Thursday, October 13, 2011

Sharley McLean: a refugee at Lewisham Hospital

Born Lotte Reyersbach in Germany in 1923, Sharley McLean fled the Nazis and ended up in London. Her parents both died in the Holocaust (her father was a socialist, her mother was Jewish). After hearing a libertarian speaker in Hyde Park she got involved in the London anarchist scene, selling the papers Freedom and War Commentary at Speakers Corner, though she was ambivalent about their pacifism during the Second World War: 'I really saw the Nazi machinery as an evil and so I did not want to participate in anything that would detract from that'.

During the war she worked as a nurse at Lewisham hospital, as she later recalled: 'My first involvement in unions was when I was nursing at Lewisham hospital. I learned from a friend that nurses at Friern Barnet got five nights off a fortnight and we were getting only four. I heard that there was a trade union in the hospital, basically for porters and cleaners and another nurse and I got in touch. We were probably among the first nurses to join a union. You had porters who wheeled trolleys for the corpses; you had porters who looked after the rubbish. Everybody insisted on the differential and I thought that was crazy. However, we did get five nights off a fortnight.

I hated the war; we were in the frontline, all the casualties we saw. When Sandringham School was bombed, there was a tremendous anti-German feeling when those kids were brought into the hospital. It was heartbreaking: a war against children. You just worked; there was a dedication and even people with little nursing experience were called upon, to set up drips. It was all done by hand and we had a big fish kettle to sterilize things. Things were primitive compared to now and the sepsis rate was higher, and there were no wonder drugs. I was also on duty when the hospital was hit. A bomb fell on the dispensary which caused tremendous fire. As nurses we were told where there were so-called safe points and one of my friends on E Block had taken shelter at one of those points and that collapsed and she was killed outright. We were badly burned in the D Block I was in but we managed to evacuate all the patients, and people who hadn’t walked for months and months suddenly found they were able to walk down these ghastly fire escapes. At the end of the war Ruth [another refugee] and I went down Lewisham High Street and we sang every German folk song we could remember'.

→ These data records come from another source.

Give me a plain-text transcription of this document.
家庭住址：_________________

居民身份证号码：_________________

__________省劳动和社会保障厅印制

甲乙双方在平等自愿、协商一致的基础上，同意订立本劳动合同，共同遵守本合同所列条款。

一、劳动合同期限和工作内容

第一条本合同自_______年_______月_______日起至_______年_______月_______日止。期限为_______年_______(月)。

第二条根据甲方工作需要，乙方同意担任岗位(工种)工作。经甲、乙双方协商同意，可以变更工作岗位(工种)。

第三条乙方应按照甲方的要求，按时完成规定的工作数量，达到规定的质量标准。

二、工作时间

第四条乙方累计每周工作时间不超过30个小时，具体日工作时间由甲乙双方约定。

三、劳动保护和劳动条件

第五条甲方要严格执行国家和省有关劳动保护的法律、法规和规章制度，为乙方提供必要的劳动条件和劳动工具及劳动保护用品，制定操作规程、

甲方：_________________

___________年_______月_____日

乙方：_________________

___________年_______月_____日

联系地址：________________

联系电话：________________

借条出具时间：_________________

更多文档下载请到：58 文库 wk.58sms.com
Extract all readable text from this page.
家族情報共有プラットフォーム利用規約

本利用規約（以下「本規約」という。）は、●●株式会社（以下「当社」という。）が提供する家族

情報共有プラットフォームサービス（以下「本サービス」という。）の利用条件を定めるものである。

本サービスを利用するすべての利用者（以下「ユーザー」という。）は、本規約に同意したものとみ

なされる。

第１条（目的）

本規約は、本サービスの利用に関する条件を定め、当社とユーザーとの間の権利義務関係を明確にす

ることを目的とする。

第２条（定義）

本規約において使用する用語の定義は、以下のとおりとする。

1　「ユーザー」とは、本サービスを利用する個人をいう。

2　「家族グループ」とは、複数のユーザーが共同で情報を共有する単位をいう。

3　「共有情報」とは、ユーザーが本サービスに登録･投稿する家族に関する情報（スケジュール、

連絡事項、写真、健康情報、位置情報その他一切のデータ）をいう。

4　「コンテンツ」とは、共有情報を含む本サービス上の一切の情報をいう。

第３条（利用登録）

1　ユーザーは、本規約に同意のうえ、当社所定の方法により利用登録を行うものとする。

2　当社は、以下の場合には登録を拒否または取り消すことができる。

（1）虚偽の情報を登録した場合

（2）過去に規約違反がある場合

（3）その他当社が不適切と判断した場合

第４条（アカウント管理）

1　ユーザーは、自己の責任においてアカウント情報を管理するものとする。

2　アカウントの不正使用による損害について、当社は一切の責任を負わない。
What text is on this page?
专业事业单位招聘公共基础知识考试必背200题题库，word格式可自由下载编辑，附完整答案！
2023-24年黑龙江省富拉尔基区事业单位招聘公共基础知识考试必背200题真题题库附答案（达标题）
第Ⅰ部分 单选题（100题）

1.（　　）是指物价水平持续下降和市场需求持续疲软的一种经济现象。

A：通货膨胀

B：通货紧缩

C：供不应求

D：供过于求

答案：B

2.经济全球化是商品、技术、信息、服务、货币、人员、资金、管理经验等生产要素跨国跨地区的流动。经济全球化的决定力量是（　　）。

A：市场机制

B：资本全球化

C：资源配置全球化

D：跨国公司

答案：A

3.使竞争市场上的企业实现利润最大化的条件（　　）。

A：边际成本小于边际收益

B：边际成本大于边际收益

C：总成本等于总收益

Sharley (pictured above in 1941) carried on working in the NHS until she retired, and later became involved with HIV/AIDS support at the Terrence Higgins Trust as well as being a lesbian activist working for the Campaign for Homosexual Equality. Indeed her first encounters with other lesbians were while working at Lewisham in the Second World War.

'When Lewisham Hospital was bombed, we all shared rooms and even beds because the rooms were so small. We were together; we cuddled each other without giving it a second thought. I think we were naive sexually. One staff nurse would say there were two ward sisters who were 'homosexual ladies'. They used to tell people they weren't married because their boyfriends were killed in the First World War. I remember we used to look at them with curiosity. Ridiculous when you think how naive one was.

I can remember one woman in particular I had a tremendous crush on. She was a cancer patient. I was very fond of her and I was told off for being too emotionally involved when she died. Also one of the orderlies used to say to me, 'Oh, you are one of us' and I thought she meant that I was as English as she was and I felt flattered that I had been accepted'.

Source: Inventing Ourselves: Lesbian Life Stories (Routledge, 1989). The air raid on Lewisham Hospital took place in July 1944, killing at least three people. The bombed school she refers to was actually called Sandhurst Road School in Catford - 38 children were killed there in January 1943.